Der Irrtum des Wissenschaftlers ist eine Krankheit des Erkennens

“Es  gibt  ja den wissenschaftlichen Irrtum, so gut wie es Mißbildung und Krankheit im natürlichen Leben gibt. Und wie das, was wir die Heilkraft des Organismus nennen, dieses noch so undefinierte wirkende, gewissermaßen [als Gleichrichter wirkt], ebenso sorgt die Konvergenz-Aktualität des primär  lebenden Geistes  als Wissen dafür, dass die Irrtümer  von selbst  ausscheiden, an ihr Ende kommen.

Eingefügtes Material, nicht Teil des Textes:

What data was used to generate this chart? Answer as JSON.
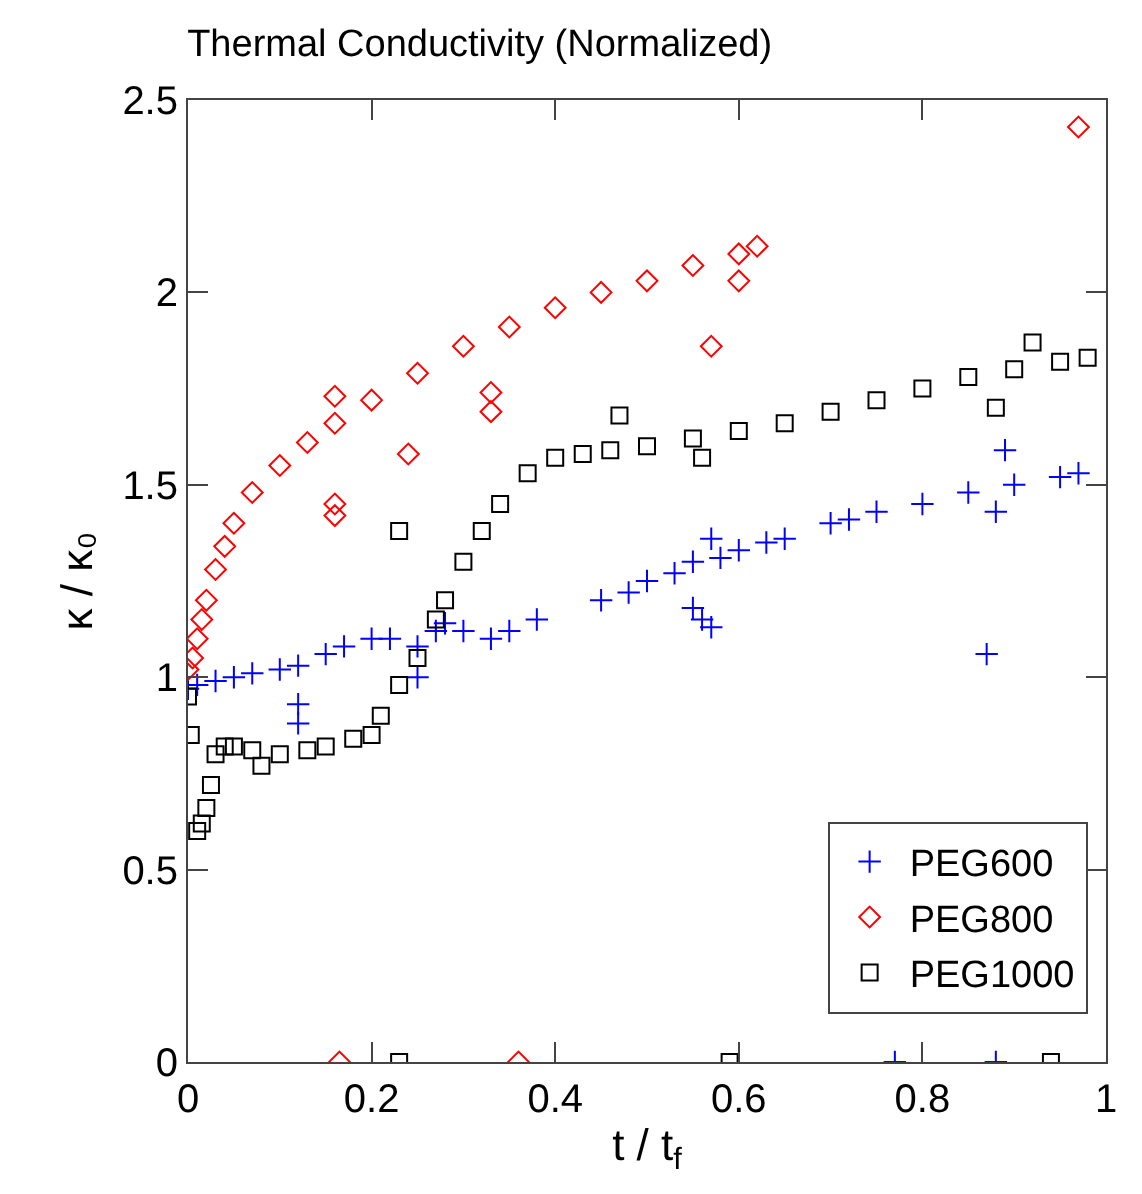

Jeder wissenschaftliche Irrtum, jede überholte Hypothese ist  eine Sackgasse  der Erkenntnis. Er ist  darum so wenig  etwas Negatives, wie die in sich ans Ende gekommenen Formen des natürlichen Lebens, die wir  Sackgassen in die Wirklichkeit nannten, etwas Negatives  sind. (…) Die reine Potentialität des Natürlichen wie des Seelischen sorgt  dafür, dass das  Wahrscheinliche neben oder vor  dem Unwahrscheinlicheren verwirklicht wird.

Der Irrtum ist  wahrscheinlicher als die Wahrheit,  das Wort von dem fruchtbaren Irrtum besagt, dass die  bis  ans Ende begangenen Sackgassen des  Erkennens das Einschlagen des  richtigen Weges, auf  dem es  weitergeht, wahrscheinlicher  machen.”